Exhausted after 2 weeks in the field he was driving at almost 40 km/hr when he reached for his mobile phone knocking the joystick forward and driving the hay forks into the ground. He was pitched forward into the windscreen, smashing his head, then flung back into the cabin cracking vertebrae.
With two crushed vertebrae in his back, Amy had to abandon her work with the Grains Research and Development Corporation and rush back to the family farm.
Not to help dad so much as to help with the harvest.
She was joined there by contractor boyfriend Giles Cunningham.
Who almost immediately joined the critical list with a debilitating salmonella infection. It was a disastrous start to a bad harvest, at the end of one of the State’s worst droughts.
That was November 2009.
In February 2010 Amy, already an Agricultural Science graduate from Melbourne University, undertook the Western District Health Service/Deakin University Agricultural Health and Medicine course at Hamilton’s National Centre for Farmer Health.
“I did not just want to do the course after all that happened at home, clearly I needed to do it,” Amy says.
“With the limited health resources available to farms, and regional areas, the industry has to learn how to take care of itself,” she says “At least one person from every farm should do this course to get a better understanding of what can be done, and how to do it.
“It is perfect for extension workers, agronomists and stock agents, who can then help spread the message.”
The 2011 Agricultural Health and Medicine course (HMF701) will be run from February 28 to March 4 in Hamilton. There are also five scholarships available to help offset the costs of attending. Agricultural Health and Medicine unit chair Dr Scott McCoombe says the five-day course “aims to develop the next generation of rural and agricultural leaders to improve the health, safety and well-being of rural and remote Australians”.
He says HMF701 has been developed to appeal to a wide variety of graduate level students and professionals from nursing, medicine, health, agricultural science, agribusiness, social work, veterinary and environmental science backgrounds.
“Rural professionals, health professionals, health care administrators and policy makers would greatly enhance their knowledge of the physical and mental health issues facing today’s rural and remote communities by undertaking this unit,” Dr McCoombe says.
“Upon successful completion of this unit, graduates with a relevant health degree will also be eligible to become an AgriSafe provider,” he says.

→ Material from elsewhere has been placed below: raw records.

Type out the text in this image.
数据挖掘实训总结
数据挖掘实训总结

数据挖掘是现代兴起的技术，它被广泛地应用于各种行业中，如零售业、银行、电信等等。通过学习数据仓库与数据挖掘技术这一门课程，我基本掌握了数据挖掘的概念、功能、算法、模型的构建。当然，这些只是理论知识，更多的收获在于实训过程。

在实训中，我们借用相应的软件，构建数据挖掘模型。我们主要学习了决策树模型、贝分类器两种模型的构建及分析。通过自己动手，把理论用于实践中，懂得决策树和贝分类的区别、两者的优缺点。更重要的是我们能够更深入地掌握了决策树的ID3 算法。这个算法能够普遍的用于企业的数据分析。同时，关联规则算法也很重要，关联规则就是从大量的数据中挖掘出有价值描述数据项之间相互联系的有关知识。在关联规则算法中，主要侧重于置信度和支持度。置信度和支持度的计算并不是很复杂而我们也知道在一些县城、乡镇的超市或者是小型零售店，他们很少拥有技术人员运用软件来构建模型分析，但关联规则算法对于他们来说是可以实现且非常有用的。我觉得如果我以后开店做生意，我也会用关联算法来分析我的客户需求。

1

Now working in sustainable agriculture with the Department of Agriculture, Fisheries and Forestry in Canberra, Amy says the course will also be invaluable in her work.
She says it has widened her understanding o f the socio-economic impact of farm health and safety. “In my policy role with DAFF, the socio-economic aspect has been invaluable as we work on the future of farming,” Amy adds.
“But on a personal level I have discovered what a valuable resource the National Centre for Farmer Health and its team are and built a valuable network with the staff there and other people who did the course with me,” she says.
“Because if we were ever in need of help it was last harvest when dad was so badly injured and Giles was so sick – someone on every farm has to know what to do and where to seek help.”